Kubernetes as a project has always been very clear about the meaning of “alpha” (not production ready, very likely to change), “beta” (not production ready, design relatively solidified), and “GA” (production ready). This has covered many aspects of the project, including feature gates and API versions. Unfortunately beta’s on-by-default nature has frequently lead to much use in production clusters and, more importantly, dependencies in third-party tooling. Overall this has created a lot of upgrade pain for users. SIG-API-Machinery is planning to address this by requiring any new beta API versions to be disabled by default. This won’t affect any existing APIs, but future v1beta1 additions will require manual enabling in the kube-apiserver options.
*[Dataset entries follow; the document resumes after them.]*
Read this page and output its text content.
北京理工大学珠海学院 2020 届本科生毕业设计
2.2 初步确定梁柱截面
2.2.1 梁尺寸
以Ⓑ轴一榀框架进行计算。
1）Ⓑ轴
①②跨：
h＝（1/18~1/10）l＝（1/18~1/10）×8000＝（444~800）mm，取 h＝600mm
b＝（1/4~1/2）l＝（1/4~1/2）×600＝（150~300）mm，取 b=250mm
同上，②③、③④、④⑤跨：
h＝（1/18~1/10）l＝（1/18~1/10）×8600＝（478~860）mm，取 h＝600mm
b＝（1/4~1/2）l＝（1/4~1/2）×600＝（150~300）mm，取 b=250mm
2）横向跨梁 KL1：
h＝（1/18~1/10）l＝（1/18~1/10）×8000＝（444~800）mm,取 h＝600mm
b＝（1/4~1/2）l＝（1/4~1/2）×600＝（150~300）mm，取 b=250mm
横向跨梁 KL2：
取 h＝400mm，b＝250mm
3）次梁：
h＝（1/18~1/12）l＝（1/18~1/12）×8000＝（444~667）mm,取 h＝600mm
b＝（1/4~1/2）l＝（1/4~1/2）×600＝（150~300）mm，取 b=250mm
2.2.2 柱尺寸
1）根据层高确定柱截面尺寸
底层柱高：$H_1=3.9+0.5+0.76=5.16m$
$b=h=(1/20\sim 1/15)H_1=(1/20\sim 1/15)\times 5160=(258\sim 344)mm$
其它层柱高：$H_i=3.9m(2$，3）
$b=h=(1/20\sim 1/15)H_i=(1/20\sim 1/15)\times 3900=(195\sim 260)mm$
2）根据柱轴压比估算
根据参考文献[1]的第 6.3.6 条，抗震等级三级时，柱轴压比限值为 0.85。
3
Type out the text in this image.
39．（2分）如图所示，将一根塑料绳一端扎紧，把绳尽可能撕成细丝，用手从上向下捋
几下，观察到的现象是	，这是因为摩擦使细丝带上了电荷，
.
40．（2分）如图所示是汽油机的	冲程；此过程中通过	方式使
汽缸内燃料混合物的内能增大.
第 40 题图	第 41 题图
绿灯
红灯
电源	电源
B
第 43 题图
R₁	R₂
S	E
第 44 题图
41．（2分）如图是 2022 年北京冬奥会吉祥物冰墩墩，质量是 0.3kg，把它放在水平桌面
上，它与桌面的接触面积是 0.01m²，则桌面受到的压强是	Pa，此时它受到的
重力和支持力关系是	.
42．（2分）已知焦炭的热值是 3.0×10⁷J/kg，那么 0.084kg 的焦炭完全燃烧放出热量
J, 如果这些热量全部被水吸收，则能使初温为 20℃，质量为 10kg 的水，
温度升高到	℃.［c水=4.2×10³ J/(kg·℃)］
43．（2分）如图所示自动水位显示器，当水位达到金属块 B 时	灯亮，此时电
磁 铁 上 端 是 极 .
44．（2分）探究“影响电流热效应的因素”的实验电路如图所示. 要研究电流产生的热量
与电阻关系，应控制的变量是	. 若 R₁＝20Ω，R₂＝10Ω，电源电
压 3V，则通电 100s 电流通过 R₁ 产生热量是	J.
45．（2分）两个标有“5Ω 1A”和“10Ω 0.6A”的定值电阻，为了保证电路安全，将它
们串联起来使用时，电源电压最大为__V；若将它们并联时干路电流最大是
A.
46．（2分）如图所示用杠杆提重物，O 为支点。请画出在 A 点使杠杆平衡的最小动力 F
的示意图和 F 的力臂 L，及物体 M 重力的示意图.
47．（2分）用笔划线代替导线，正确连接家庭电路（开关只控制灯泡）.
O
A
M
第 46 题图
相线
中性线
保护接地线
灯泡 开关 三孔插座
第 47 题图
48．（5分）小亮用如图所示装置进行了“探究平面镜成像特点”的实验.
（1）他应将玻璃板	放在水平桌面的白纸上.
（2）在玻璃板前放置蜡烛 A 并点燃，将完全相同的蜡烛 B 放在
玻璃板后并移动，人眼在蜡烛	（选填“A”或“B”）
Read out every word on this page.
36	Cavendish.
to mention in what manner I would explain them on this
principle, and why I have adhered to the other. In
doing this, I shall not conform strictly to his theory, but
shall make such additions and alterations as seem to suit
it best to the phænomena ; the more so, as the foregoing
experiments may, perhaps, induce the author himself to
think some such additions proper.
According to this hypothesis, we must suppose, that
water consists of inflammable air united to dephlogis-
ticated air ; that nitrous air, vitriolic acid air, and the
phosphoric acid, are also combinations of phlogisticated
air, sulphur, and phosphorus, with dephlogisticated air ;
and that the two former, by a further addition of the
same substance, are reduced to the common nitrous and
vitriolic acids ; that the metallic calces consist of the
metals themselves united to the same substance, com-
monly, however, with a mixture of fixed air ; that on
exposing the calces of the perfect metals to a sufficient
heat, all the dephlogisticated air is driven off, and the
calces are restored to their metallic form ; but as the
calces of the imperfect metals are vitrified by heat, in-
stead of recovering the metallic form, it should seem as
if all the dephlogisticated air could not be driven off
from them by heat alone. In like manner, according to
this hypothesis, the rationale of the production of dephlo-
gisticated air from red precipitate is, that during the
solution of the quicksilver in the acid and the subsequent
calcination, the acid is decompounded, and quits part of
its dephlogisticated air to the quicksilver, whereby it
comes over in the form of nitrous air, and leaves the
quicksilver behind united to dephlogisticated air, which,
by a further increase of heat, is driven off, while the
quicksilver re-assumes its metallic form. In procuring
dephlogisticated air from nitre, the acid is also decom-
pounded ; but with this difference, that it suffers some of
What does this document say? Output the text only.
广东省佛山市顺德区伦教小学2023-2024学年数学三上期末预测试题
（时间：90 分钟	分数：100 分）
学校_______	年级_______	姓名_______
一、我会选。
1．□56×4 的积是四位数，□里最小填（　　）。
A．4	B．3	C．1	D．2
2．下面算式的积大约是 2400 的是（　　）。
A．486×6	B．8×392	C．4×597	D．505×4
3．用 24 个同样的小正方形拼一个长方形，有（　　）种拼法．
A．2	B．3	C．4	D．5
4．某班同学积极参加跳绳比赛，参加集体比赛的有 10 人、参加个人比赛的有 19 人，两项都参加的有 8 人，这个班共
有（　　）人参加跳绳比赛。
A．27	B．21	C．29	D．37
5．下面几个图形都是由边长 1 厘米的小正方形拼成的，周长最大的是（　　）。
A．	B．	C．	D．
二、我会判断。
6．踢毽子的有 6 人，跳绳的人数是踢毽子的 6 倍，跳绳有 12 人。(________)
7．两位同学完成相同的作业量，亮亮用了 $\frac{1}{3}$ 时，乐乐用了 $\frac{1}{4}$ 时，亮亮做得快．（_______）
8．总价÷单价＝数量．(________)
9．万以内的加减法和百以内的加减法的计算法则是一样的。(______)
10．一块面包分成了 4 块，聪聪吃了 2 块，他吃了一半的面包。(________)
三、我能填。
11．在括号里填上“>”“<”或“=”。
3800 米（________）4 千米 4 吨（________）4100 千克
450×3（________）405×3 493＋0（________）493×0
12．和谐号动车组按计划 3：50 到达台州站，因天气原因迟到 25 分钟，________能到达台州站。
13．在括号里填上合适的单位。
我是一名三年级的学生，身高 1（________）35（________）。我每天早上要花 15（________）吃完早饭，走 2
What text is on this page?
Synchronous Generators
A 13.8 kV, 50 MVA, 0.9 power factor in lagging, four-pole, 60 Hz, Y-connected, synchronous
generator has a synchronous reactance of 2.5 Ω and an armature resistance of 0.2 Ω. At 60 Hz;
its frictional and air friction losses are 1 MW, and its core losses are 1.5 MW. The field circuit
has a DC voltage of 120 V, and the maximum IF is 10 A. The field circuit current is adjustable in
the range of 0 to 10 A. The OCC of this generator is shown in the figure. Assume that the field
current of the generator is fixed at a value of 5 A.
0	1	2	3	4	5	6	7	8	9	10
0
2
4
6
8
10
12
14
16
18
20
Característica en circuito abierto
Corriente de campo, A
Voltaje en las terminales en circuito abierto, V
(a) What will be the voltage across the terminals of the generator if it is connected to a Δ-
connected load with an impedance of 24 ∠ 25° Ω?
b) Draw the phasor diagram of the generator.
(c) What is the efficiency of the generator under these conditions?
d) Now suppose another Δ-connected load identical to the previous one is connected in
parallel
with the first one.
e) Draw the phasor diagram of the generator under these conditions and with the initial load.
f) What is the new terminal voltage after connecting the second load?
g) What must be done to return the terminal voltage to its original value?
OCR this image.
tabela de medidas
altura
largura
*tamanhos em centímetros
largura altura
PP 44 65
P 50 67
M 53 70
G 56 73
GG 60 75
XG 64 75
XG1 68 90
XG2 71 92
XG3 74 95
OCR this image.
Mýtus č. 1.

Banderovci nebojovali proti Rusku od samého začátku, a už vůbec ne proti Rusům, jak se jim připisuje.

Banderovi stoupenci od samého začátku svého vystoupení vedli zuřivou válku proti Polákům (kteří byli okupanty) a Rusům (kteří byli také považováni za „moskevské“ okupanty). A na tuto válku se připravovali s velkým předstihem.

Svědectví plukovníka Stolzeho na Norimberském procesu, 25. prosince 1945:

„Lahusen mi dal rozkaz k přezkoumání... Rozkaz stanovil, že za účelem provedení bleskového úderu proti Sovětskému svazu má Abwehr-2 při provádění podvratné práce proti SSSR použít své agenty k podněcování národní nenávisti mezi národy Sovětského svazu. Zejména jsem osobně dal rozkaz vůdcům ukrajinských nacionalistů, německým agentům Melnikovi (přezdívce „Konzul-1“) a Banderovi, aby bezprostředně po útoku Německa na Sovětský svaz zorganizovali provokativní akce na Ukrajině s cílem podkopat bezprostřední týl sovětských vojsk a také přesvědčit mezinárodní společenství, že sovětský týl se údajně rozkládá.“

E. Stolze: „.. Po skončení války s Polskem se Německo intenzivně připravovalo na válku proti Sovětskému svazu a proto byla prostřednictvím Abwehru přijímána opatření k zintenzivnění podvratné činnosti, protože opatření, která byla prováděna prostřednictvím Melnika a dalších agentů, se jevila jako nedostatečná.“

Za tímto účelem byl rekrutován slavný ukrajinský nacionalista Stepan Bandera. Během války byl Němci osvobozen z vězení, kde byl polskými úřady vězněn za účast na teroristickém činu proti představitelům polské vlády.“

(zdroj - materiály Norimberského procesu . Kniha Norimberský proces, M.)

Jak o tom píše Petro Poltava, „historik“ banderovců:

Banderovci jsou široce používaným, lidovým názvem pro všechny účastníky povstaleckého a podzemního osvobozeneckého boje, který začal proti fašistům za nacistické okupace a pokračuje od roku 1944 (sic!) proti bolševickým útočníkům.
enhancements#2800: KEP-2799: Reduction of Secret-based Service Account Tokens

Since the dawn of time^WKubernetes, we’ve had a pretty simple service account management system. The service account controller would create a JWT and shove it in a secret, and if a pod referenced that service account, it mounted the appropriate secret as a volume. This was simple but especially secure in complex environments. Over the past few years, we’ve slowly added more fully featured token management tools and we’ve now reached a point to switch the original use cases over to them. The overall plan is to migrate the default service account token to the newer BoundServiceAccountToken system (where the JWT is requested directly by the kubelet and never stored back into the API) and have the service account controller clean up any of the old secrets that aren’t directly referenced and appear unused. It will still be possible to request that a specific service account should get a long-lived token in a secret but those cases should be extremely rare. An excellent step forward for security!

enhancements#1990: Add Forensic Container Checkpointing KEP

A short KEP, but potentially an incredibly useful addition: this proposes adding “Checkpoint” and “Restore” operations to the CRI specification. The initial use case is only around the former, being able to get a checkpoint dump of a running container and then restore that in another environment. The author hopes this can be used as part of a security response, taking a forensic checkpoint of a malicious or exploited container and then restore it in a locked-down environment for further analysis. This is a good, focused starting point but if things work well, many other debugging (or even container migration) flavors might be on the menu later on.